Phase Disposition PWM (PD-PWM)
The phase disposition PWM (PD-PWM) method, as one of
the carrier-based PWM methods, is based on a comparison of a
sinusoidal reference waveform, with vertically shifted carrier
waveforms. The PD-PWM method uses N-1 carrier signals to
generate the N-level inverter output voltage. As it can be seen
in Fig. 3, the carrier signals have the same amplitude, Ac and
the same frequency, fc and are in phase. The sinusoidal
reference wave has a frequency fr and an amplitude Ar. At each
instant, the result of the comparison is decoded in order to
generate the correct switching function corresponding to a
given output voltage level.
Fig. 3 shows the carriers and the resulting PWM signals (with
ma=0.85 and mf=39) which directly yields the gate signals for
the switches S1, S4, S5 and S8 of Fig. 2. Also, this figure shows
the main and sub-inverter output voltages, output voltage and
its harmonic spectrum. As it can be seen in Fig. 3, all inverter
states of the Table I, expect states 1, 3, 6, 8, 12, 13 and 14,
have been used.
CONCLUSION
Multi-level inverter has been widely investigated for highpower
applications in recent years. Various topologies and
modulation strategies have been proposed for utility and drive
applications in the literature. This paper studies multi-carrier
PWM methods for asymmetric multi-level inverter. PD-PWM,
POD-PWM and APOD-PWM methods have been discussed
considering switching frequencies, spectrum of the output
waveform, and the use of inverter state redundancies.

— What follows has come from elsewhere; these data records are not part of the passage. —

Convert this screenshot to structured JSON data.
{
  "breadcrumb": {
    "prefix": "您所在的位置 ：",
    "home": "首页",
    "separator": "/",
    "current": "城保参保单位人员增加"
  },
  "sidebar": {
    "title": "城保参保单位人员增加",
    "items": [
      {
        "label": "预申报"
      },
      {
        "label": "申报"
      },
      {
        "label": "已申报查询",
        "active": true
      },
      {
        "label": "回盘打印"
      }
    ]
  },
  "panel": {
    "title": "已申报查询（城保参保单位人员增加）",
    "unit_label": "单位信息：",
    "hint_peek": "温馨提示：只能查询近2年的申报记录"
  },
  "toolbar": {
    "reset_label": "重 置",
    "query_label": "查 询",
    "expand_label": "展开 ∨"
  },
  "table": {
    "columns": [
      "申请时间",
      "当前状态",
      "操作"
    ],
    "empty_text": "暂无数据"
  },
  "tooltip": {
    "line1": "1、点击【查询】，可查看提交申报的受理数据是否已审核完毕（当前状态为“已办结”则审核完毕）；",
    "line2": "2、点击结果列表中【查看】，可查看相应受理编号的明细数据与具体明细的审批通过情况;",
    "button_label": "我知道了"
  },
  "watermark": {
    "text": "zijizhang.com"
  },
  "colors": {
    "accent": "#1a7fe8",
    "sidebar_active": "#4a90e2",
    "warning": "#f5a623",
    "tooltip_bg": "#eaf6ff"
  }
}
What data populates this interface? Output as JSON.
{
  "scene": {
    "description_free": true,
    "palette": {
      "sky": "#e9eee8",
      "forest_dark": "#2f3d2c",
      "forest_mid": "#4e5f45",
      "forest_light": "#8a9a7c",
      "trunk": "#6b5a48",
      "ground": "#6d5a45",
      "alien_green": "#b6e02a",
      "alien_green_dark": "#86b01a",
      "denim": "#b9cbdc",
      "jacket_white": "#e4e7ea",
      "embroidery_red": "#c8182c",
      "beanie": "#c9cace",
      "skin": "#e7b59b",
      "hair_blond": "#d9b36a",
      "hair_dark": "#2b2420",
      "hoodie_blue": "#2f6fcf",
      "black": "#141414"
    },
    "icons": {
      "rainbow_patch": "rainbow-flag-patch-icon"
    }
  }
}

In different carrier-based PWM methods for asymmetric
multi-level inverters, the switching actions are unbalanced
among half bridges. Also, the switching action is a function of
the frequency modulation index and amplitude modulation
index. Comparing different methods from harmonics point of
view, the significant harmonic energy of PD-PWM is
concentrated on the carrier frequency.